Search code examples
redisload-csvredisgraph

redisgraph-bulk-loader issues with huge data in csv file


Below are the few issues I am getting when I am trying to upload a file with around one million records. Help me on resolving the issues. When I am try to find the solution in blogs, all are suggesting to modify some logic. But I am using redisgraph-bulk-loader utility directly.

UnicodeDecodeError: 'utf-8' codec can't decode byte 0xe8 in position 3565: invalid continuation byte

_csv.Error: line contains NULL byte

Not working if column value contains quotes and comma.

redisgraph_bulk_loader.bulk_insert.CSVError: /home/ec2-user/test.csv:2 Expected 4 columns, encountered 5 ('1,3,4,"5,6"')

GraphName should be unique always for each new upload. In this case, if I want to add some more nodes to same graph or if I want establish relationships from some other file how to achieve this.


Solution

  • As answered in the issue you opened on the redisgraph-bulk-loader repository:

    Not working if column value contains quotes and comma.

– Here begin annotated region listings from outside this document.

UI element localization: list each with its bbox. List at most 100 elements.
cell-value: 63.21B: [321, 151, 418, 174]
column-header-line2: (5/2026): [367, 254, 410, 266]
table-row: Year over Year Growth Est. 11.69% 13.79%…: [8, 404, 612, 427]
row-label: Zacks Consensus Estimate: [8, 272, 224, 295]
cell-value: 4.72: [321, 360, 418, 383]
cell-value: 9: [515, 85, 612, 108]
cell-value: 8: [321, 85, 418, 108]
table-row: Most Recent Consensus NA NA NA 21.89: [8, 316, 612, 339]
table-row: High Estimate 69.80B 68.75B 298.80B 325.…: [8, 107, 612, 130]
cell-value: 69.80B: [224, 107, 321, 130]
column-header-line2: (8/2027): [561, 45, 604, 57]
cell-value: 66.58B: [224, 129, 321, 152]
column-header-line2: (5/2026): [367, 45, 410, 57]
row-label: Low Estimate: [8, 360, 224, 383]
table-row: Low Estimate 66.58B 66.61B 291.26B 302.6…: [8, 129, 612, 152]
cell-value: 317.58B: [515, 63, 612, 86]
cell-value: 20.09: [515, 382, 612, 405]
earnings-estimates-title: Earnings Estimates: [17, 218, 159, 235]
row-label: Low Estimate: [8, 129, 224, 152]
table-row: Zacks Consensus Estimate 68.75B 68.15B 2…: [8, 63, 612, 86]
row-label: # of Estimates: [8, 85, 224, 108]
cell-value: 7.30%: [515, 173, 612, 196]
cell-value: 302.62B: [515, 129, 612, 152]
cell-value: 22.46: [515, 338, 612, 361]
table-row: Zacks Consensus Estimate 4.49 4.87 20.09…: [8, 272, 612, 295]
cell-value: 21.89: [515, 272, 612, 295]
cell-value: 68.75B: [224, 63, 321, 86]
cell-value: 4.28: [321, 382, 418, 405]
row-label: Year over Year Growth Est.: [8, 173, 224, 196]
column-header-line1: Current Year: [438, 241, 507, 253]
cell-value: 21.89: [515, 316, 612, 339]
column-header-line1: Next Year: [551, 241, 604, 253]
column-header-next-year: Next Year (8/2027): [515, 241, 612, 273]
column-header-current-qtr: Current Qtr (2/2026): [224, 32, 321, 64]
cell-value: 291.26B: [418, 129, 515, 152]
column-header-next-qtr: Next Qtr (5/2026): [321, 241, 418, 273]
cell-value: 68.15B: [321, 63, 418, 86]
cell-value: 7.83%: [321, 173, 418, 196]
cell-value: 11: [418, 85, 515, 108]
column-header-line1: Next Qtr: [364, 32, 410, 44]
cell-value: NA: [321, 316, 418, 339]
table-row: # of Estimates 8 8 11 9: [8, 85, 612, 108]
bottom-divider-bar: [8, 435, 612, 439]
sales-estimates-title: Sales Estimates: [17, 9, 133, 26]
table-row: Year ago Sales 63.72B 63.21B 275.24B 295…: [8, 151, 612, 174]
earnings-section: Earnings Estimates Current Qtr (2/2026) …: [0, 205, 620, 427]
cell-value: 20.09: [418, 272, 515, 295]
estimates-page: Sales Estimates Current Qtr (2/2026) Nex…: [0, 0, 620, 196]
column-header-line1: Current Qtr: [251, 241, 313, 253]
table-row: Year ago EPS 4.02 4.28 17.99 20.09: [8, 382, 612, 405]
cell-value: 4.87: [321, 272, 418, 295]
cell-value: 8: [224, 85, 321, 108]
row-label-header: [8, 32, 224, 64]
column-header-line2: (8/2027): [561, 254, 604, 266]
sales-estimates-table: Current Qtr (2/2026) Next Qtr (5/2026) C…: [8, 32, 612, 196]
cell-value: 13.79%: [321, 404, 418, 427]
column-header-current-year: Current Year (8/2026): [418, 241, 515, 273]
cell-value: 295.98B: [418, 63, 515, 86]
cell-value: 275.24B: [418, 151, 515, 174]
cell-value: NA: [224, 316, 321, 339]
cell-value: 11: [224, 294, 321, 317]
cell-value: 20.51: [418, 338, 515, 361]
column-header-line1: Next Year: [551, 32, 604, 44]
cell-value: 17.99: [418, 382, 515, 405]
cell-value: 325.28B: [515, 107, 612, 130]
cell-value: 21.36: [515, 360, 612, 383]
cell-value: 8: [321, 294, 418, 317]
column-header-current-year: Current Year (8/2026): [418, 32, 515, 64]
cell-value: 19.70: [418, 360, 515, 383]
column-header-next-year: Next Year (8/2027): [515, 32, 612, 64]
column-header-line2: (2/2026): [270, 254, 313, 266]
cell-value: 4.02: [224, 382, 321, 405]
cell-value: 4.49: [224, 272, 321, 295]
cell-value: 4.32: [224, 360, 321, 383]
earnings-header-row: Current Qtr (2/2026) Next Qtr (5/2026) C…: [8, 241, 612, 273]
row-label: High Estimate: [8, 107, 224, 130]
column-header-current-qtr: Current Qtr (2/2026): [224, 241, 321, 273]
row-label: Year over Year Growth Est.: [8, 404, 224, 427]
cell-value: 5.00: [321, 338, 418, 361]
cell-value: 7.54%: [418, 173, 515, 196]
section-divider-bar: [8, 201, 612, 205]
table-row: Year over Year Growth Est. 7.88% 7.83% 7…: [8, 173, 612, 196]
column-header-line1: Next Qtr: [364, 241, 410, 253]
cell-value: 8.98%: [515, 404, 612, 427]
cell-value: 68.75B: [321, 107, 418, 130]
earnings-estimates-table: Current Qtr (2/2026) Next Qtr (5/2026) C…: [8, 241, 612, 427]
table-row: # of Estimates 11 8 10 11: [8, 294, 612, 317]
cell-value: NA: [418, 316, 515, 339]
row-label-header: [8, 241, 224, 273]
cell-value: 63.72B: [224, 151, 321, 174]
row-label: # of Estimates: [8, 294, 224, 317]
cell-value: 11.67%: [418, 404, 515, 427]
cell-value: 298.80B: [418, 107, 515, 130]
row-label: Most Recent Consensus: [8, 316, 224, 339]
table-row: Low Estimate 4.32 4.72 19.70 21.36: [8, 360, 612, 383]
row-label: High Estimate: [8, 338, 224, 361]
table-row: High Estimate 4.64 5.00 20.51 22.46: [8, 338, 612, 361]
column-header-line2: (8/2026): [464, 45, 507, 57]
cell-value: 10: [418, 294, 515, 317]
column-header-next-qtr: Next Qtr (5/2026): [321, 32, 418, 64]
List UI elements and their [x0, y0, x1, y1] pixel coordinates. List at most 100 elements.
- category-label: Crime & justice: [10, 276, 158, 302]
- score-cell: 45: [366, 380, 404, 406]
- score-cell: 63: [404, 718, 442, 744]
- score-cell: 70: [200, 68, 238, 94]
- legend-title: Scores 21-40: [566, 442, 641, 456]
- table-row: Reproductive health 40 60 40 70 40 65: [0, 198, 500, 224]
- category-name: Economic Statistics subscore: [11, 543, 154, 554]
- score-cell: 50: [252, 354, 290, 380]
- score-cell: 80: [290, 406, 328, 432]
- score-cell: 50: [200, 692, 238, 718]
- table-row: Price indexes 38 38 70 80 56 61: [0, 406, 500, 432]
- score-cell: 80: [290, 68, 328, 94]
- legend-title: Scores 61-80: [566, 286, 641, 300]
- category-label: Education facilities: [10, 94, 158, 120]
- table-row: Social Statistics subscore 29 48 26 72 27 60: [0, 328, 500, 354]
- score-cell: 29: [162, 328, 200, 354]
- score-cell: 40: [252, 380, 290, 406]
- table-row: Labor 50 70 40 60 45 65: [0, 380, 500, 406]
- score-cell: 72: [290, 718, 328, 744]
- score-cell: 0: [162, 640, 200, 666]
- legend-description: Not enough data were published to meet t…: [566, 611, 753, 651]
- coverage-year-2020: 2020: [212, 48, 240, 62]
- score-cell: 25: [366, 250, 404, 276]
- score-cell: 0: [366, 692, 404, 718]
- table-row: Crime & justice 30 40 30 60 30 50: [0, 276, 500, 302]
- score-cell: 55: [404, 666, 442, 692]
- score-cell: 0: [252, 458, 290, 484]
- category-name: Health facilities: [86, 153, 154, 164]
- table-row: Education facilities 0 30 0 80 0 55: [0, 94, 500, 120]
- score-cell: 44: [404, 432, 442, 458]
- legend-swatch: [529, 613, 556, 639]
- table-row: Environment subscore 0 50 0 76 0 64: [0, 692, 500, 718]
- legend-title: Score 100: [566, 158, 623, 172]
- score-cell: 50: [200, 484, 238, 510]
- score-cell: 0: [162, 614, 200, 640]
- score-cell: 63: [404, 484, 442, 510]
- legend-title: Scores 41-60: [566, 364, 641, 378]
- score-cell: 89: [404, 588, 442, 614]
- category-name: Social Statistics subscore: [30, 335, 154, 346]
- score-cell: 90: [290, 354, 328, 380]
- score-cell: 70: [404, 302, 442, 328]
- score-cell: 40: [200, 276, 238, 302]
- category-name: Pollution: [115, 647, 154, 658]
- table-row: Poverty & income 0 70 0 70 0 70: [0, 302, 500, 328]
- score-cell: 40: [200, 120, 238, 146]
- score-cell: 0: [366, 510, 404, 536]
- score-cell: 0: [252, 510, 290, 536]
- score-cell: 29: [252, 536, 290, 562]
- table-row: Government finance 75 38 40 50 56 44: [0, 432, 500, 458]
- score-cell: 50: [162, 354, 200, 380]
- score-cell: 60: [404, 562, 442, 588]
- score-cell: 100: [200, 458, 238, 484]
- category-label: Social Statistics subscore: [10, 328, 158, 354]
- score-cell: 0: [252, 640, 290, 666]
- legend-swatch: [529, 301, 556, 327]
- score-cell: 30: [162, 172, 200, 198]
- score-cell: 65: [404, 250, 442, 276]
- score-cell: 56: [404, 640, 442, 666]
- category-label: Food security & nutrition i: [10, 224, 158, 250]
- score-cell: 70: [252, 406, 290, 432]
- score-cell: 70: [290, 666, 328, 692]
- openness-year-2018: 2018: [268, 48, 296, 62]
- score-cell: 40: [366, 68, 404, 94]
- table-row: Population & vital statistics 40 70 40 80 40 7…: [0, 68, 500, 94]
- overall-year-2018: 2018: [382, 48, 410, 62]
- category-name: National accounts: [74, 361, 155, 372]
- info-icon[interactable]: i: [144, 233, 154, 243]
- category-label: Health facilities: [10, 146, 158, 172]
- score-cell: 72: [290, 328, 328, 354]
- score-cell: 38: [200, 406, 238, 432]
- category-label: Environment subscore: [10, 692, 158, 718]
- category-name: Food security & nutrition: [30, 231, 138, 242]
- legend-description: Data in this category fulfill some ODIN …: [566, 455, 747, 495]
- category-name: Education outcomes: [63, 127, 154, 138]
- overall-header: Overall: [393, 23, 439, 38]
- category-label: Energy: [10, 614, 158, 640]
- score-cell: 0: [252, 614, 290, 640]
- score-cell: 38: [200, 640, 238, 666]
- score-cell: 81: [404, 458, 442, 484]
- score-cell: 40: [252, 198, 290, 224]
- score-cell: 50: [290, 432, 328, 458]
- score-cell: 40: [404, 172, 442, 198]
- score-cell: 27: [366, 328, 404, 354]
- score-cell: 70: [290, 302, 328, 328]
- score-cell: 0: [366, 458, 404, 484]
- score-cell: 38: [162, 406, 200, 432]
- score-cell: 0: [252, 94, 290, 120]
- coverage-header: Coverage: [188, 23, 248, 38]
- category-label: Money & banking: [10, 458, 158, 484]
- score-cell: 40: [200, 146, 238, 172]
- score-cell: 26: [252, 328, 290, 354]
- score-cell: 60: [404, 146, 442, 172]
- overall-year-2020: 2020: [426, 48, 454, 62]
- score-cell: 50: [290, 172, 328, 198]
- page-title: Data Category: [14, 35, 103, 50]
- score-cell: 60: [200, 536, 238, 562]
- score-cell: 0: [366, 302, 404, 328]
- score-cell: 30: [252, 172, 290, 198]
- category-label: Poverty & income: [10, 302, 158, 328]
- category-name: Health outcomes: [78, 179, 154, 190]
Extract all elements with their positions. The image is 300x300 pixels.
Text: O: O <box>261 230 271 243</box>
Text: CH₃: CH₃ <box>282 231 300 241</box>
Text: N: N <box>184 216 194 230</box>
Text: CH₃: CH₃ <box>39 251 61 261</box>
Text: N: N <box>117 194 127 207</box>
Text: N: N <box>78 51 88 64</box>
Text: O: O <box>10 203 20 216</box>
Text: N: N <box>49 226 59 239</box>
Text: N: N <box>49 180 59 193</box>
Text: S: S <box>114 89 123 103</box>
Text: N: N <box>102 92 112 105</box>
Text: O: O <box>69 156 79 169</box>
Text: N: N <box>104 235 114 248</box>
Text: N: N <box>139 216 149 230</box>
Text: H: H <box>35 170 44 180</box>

    This may be resolvable by using the --quote argument to change input-quoting behavior. The next suggestion would render this unnecessary, however.

    UnicodeDecodeError: 'utf-8' codec can't decode byte 0xe8 in position 3565: invalid continuation byte _csv.Error: line contains NULL byte

    These may also be problems with type inference logic. You may wish to try using an updated branch (to be merged soon) that introduces enforced schema; this will solve your first problem as well. git checkout improve-loader-logic And updated your header rows as described in the updated branch's docs.

    If this does not resolve your issues, you may need to look deeper into encoding problems.

    GraphName should be unique always for each new upload. In this case, if I want to add some more nodes to same graph or if I want establish relationships from some other file how to achieve this.

    The bulk loader is a one-time tool, and currently all updates to existing graphs must be made using Cypher queries.